I need help helping my wife figure out what to do with her life. I am a very lucky person who has known for a long time that I wanted to be an engineer. I love math and science, and truthfully I can think of lots of jobs that would probably satisfy me. However, I recognize that I am in the minority in this position, and my wife, sadly, falls into the other group. She has been feeling particularly down about finding her purpose for quite a while now, and I need to figure out how to help her. Read on for the details!
posted by RobotNinja to work & money (14 answers total) 33 users marked this as a favorite
My wife is a business major (communications), which makes things especially hard for me; my peers and I spent much of our college years mocking business for being a "fake major." I am somewhat wiser now, but I struggle with the fact that I personally would probably find almost any businessy, non-technical job to be completely boring and unsatisfying. Like many others, my wife didn't really know what to do when she entered college. She started off as a geography major, but was persuaded by her parents that this would not be useful, and switched to business instead. She still talks wistfully of her geography classes, and I find this story a bit upsetting.

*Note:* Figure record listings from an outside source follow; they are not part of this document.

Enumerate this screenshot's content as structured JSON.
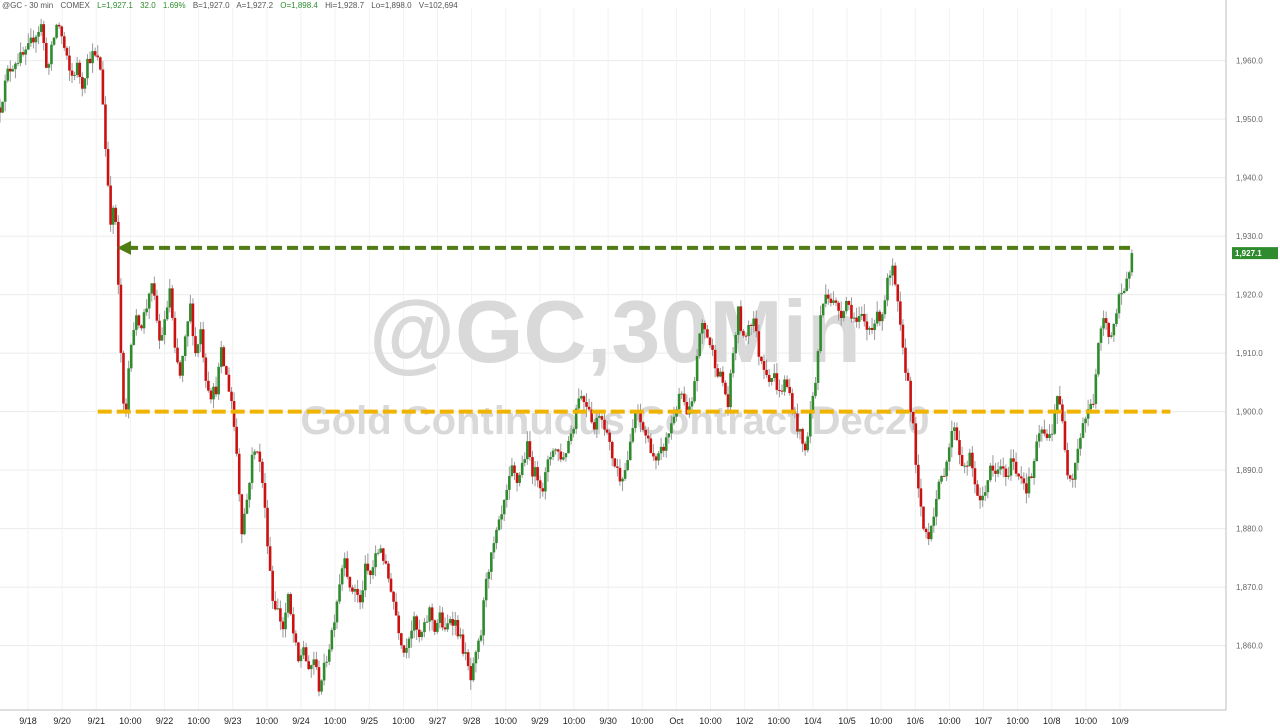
{
  "header": {
    "symbol": "@GC - 30 min",
    "exchange": "COMEX",
    "last": "L=1,927.1",
    "change": "32.0",
    "change_pct": "1.69%",
    "bid": "B=1,927.0",
    "ask": "A=1,927.2",
    "open": "O=1,898.4",
    "high": "Hi=1,928.7",
    "low": "Lo=1,898.0",
    "volume": "V=102,694"
  },
  "colors": {
    "up": "#2e8b2e",
    "down": "#cc1111",
    "wick": "#9a9a9a",
    "resistance": "#4f7d14",
    "support": "#f0b400",
    "watermark": "#d9d9d9",
    "price_badge": "#2e8b2e"
  },
  "watermark": {
    "line1": "@GC,30Min",
    "line2": "Gold Continuous Contract Dec20"
  },
  "price_badge": "1,927.1",
  "chart_data": {
    "type": "candlestick",
    "ylim": [
      1849,
      1969
    ],
    "y_ticks": [
      {
        "value": 1860,
        "label": "1,860.0"
      },
      {
        "value": 1870,
        "label": "1,870.0"
      },
      {
        "value": 1880,
        "label": "1,880.0"
      },
      {
        "value": 1890,
        "label": "1,890.0"
      },
      {
        "value": 1900,
        "label": "1,900.0"
      },
      {
        "value": 1910,
        "label": "1,910.0"
      },
      {
        "value": 1920,
        "label": "1,920.0"
      },
      {
        "value": 1930,
        "label": "1,930.0"
      },
      {
        "value": 1940,
        "label": "1,940.0"
      },
      {
        "value": 1950,
        "label": "1,950.0"
      },
      {
        "value": 1960,
        "label": "1,960.0"
      }
    ],
    "x_ticks": [
      "9/18",
      "9/20",
      "9/21",
      "10:00",
      "9/22",
      "10:00",
      "9/23",
      "10:00",
      "9/24",
      "10:00",
      "9/25",
      "10:00",
      "9/27",
      "9/28",
      "10:00",
      "9/29",
      "10:00",
      "9/30",
      "10:00",
      "Oct",
      "10:00",
      "10/2",
      "10:00",
      "10/4",
      "10/5",
      "10:00",
      "10/6",
      "10:00",
      "10/7",
      "10:00",
      "10/8",
      "10:00",
      "10/9"
    ],
    "close_path": [
      [
        0,
        1952
      ],
      [
        0.3,
        1958
      ],
      [
        0.6,
        1960
      ],
      [
        1.0,
        1961
      ],
      [
        1.3,
        1964
      ],
      [
        1.6,
        1966
      ],
      [
        1.85,
        1958
      ],
      [
        2.05,
        1963
      ],
      [
        2.25,
        1967
      ],
      [
        2.5,
        1962
      ],
      [
        2.75,
        1957
      ],
      [
        3.0,
        1959
      ],
      [
        3.2,
        1956
      ],
      [
        3.4,
        1960
      ],
      [
        3.6,
        1961
      ],
      [
        3.8,
        1960
      ],
      [
        3.95,
        1958
      ],
      [
        4.05,
        1948
      ],
      [
        4.15,
        1942
      ],
      [
        4.25,
        1936
      ],
      [
        4.35,
        1930
      ],
      [
        4.45,
        1938
      ],
      [
        4.55,
        1927
      ],
      [
        4.65,
        1915
      ],
      [
        4.75,
        1905
      ],
      [
        4.85,
        1896
      ],
      [
        4.95,
        1904
      ],
      [
        5.05,
        1911
      ],
      [
        5.15,
        1914
      ],
      [
        5.35,
        1916
      ],
      [
        5.5,
        1915
      ],
      [
        5.7,
        1918
      ],
      [
        5.85,
        1922
      ],
      [
        6.0,
        1919
      ],
      [
        6.2,
        1912
      ],
      [
        6.4,
        1915
      ],
      [
        6.6,
        1921
      ],
      [
        6.8,
        1910
      ],
      [
        7.0,
        1906
      ],
      [
        7.2,
        1912
      ],
      [
        7.4,
        1918
      ],
      [
        7.6,
        1910
      ],
      [
        7.8,
        1914
      ],
      [
        8.0,
        1906
      ],
      [
        8.2,
        1903
      ],
      [
        8.4,
        1904
      ],
      [
        8.6,
        1910
      ],
      [
        8.8,
        1906
      ],
      [
        9.0,
        1902
      ],
      [
        9.2,
        1893
      ],
      [
        9.4,
        1880
      ],
      [
        9.6,
        1885
      ],
      [
        9.8,
        1892
      ],
      [
        10.0,
        1894
      ],
      [
        10.2,
        1888
      ],
      [
        10.4,
        1878
      ],
      [
        10.6,
        1868
      ],
      [
        10.8,
        1866
      ],
      [
        11.0,
        1863
      ],
      [
        11.2,
        1868
      ],
      [
        11.4,
        1862
      ],
      [
        11.6,
        1857
      ],
      [
        11.8,
        1860
      ],
      [
        12.0,
        1855
      ],
      [
        12.2,
        1858
      ],
      [
        12.4,
        1853
      ],
      [
        12.6,
        1856
      ],
      [
        12.8,
        1860
      ],
      [
        13.0,
        1865
      ],
      [
        13.2,
        1871
      ],
      [
        13.4,
        1876
      ],
      [
        13.6,
        1869
      ],
      [
        13.8,
        1870
      ],
      [
        14.0,
        1867
      ],
      [
        14.2,
        1873
      ],
      [
        14.4,
        1872
      ],
      [
        14.6,
        1875
      ],
      [
        14.8,
        1877
      ],
      [
        15.0,
        1873
      ],
      [
        15.2,
        1870
      ],
      [
        15.5,
        1863
      ],
      [
        15.7,
        1859
      ],
      [
        15.9,
        1862
      ],
      [
        16.1,
        1864
      ],
      [
        16.3,
        1861
      ],
      [
        16.5,
        1863
      ],
      [
        16.7,
        1866
      ],
      [
        16.9,
        1863
      ],
      [
        17.1,
        1865
      ],
      [
        17.3,
        1862
      ],
      [
        17.5,
        1865
      ],
      [
        17.7,
        1864
      ],
      [
        17.9,
        1861
      ],
      [
        18.1,
        1858
      ],
      [
        18.3,
        1854
      ],
      [
        18.5,
        1858
      ],
      [
        18.7,
        1862
      ],
      [
        18.9,
        1872
      ],
      [
        19.1,
        1875
      ],
      [
        19.3,
        1879
      ],
      [
        19.5,
        1882
      ],
      [
        19.7,
        1886
      ],
      [
        19.9,
        1890
      ],
      [
        20.1,
        1888
      ],
      [
        20.3,
        1891
      ],
      [
        20.5,
        1894
      ],
      [
        20.7,
        1890
      ],
      [
        20.9,
        1889
      ],
      [
        21.1,
        1887
      ],
      [
        21.3,
        1891
      ],
      [
        21.5,
        1894
      ],
      [
        21.7,
        1893
      ],
      [
        21.9,
        1892
      ],
      [
        22.1,
        1895
      ],
      [
        22.3,
        1898
      ],
      [
        22.5,
        1903
      ],
      [
        22.7,
        1902
      ],
      [
        22.9,
        1901
      ],
      [
        23.1,
        1897
      ],
      [
        23.3,
        1900
      ],
      [
        23.5,
        1898
      ],
      [
        23.7,
        1894
      ],
      [
        23.9,
        1891
      ],
      [
        24.1,
        1889
      ],
      [
        24.3,
        1890
      ],
      [
        24.5,
        1894
      ],
      [
        24.7,
        1900
      ],
      [
        24.9,
        1898
      ],
      [
        25.1,
        1896
      ],
      [
        25.3,
        1894
      ],
      [
        25.5,
        1891
      ],
      [
        25.7,
        1893
      ],
      [
        25.9,
        1895
      ],
      [
        26.1,
        1898
      ],
      [
        26.3,
        1901
      ],
      [
        26.5,
        1903
      ],
      [
        26.7,
        1899
      ],
      [
        26.9,
        1901
      ],
      [
        27.1,
        1910
      ],
      [
        27.3,
        1915
      ],
      [
        27.5,
        1913
      ],
      [
        27.7,
        1910
      ],
      [
        27.9,
        1907
      ],
      [
        28.1,
        1905
      ],
      [
        28.3,
        1901
      ],
      [
        28.5,
        1910
      ],
      [
        28.7,
        1917
      ],
      [
        28.9,
        1912
      ],
      [
        29.1,
        1915
      ],
      [
        29.3,
        1916
      ],
      [
        29.5,
        1910
      ],
      [
        29.7,
        1908
      ],
      [
        29.9,
        1906
      ],
      [
        30.1,
        1906
      ],
      [
        30.3,
        1903
      ],
      [
        30.5,
        1905
      ],
      [
        30.7,
        1903
      ],
      [
        30.9,
        1899
      ],
      [
        31.1,
        1896
      ],
      [
        31.3,
        1893
      ],
      [
        31.5,
        1900
      ],
      [
        31.7,
        1905
      ],
      [
        31.9,
        1916
      ],
      [
        32.1,
        1921
      ],
      [
        32.3,
        1919
      ],
      [
        32.5,
        1918
      ],
      [
        32.7,
        1917
      ],
      [
        32.9,
        1919
      ],
      [
        33.1,
        1917
      ],
      [
        33.3,
        1915
      ],
      [
        33.5,
        1916
      ],
      [
        33.7,
        1914
      ],
      [
        33.9,
        1915
      ],
      [
        34.1,
        1916
      ],
      [
        34.3,
        1917
      ],
      [
        34.5,
        1922
      ],
      [
        34.7,
        1924
      ],
      [
        34.9,
        1918
      ],
      [
        35.1,
        1910
      ],
      [
        35.3,
        1905
      ],
      [
        35.5,
        1897
      ],
      [
        35.7,
        1886
      ],
      [
        35.9,
        1880
      ],
      [
        36.1,
        1879
      ],
      [
        36.3,
        1883
      ],
      [
        36.5,
        1887
      ],
      [
        36.7,
        1890
      ],
      [
        36.9,
        1894
      ],
      [
        37.1,
        1898
      ],
      [
        37.3,
        1893
      ],
      [
        37.5,
        1890
      ],
      [
        37.7,
        1892
      ],
      [
        37.9,
        1888
      ],
      [
        38.1,
        1884
      ],
      [
        38.3,
        1887
      ],
      [
        38.5,
        1890
      ],
      [
        38.7,
        1889
      ],
      [
        38.9,
        1891
      ],
      [
        39.1,
        1888
      ],
      [
        39.3,
        1892
      ],
      [
        39.5,
        1890
      ],
      [
        39.7,
        1889
      ],
      [
        39.9,
        1887
      ],
      [
        40.1,
        1889
      ],
      [
        40.3,
        1894
      ],
      [
        40.5,
        1897
      ],
      [
        40.7,
        1895
      ],
      [
        40.9,
        1897
      ],
      [
        41.1,
        1903
      ],
      [
        41.3,
        1898
      ],
      [
        41.5,
        1890
      ],
      [
        41.7,
        1889
      ],
      [
        41.9,
        1894
      ],
      [
        42.1,
        1898
      ],
      [
        42.3,
        1900
      ],
      [
        42.5,
        1902
      ],
      [
        42.7,
        1911
      ],
      [
        42.9,
        1916
      ],
      [
        43.1,
        1913
      ],
      [
        43.3,
        1915
      ],
      [
        43.5,
        1919
      ],
      [
        43.7,
        1920
      ],
      [
        43.8,
        1922
      ],
      [
        44.0,
        1927.1
      ]
    ],
    "x_max": 44.2,
    "resistance_line": {
      "value": 1928,
      "from_x": 4.55,
      "to_x": 44.0
    },
    "support_line": {
      "value": 1900,
      "from_x": 3.8,
      "to_x": 45.5
    }
  }
}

She worked sales for a short while, and then got a job at a high-powered consulting firm. She rose through the ranks quite quickly, and I always tell her that one of her most amazing skills is that she actually cares about doing a good job at work, even if she hates the job itself. She is dedicated and takes pride in what she is doing, but she often hates the environment she is in. She eventually left the consulting firm because she felt sickened by the fact that they were advising people on issues that they had little knowledge about, and also because any further career progress would have required her to "sell her soul" to the company - a huge percentage of the people above her were divorced and routinely working 80 hour weeks. There were other reasons for leaving, but for now I'll leave it that big-name consulting was not for her.
She is now working in project management, but is becoming dissatisfied again. I have trouble getting her to articulate all the reasons, but among them are:
1) She feels that many of the people she works with are bad at their jobs, and she winds up picking up the slack.
2) She has never felt that she has ever developed a specialized skill set. When job searching, she usually feels unqualified for most positions, or doesn't even know where to start looking.
3) In general, she just doesn't enjoy the work very much and dreads the idea of doing this same old thing for another 20-30 years.
I'm sure that part of the issue here is self esteem, and I'm trying to help her with that. However, I don't really know what other advice to give her. She has read through "What Color Is Your Parachute?", "What Should I Do With My Life?", and done various online tests that are supposed to help you find your calling, but to no avail. It seems that a major issue is that she doesn't have any particular passion that translates into a job. What she is good at:
1) Organization. She is highly frustrated by people that don't think ahead and plan for the future. She likes making lists, speadsheets, and databases.
2) Research. Back in the day, she joked about being a travel agent because she like researching vacations. However, she doesn't have much experience with academic research, and isn't crazy about reading through papers all day long.
3) Editing/Proofreading. Goes with #1. She has previously handled "style guides" for various writings done at the consulting firm, and helped manage the publishing of large documents and reports.
Again though, she isn't really passionate about any of those things. She has considered working in editing or publishing, but feels she has very little experience. She is also very prideful, and already took a significant salary decrease to switch to her current job. Taking some "simple", entry-level position in a new field will be very difficult for her to swallow. She does have education benefits in her current position and is very interested in going back to school; the problem, of course, is that she has no idea what for!
My own job choices will always be really obvious. I have specific technical skills that are in high demand, and will likely one day go into technical management of some kind. I have a lot of trouble with the nebulous, vague world of business, and confess that I often wonder what all these people really do all day. I think my wife is confused about her own skill sets and how to find a job that she can enjoy. So what can I do? What can she do? Help me help her, hive mind!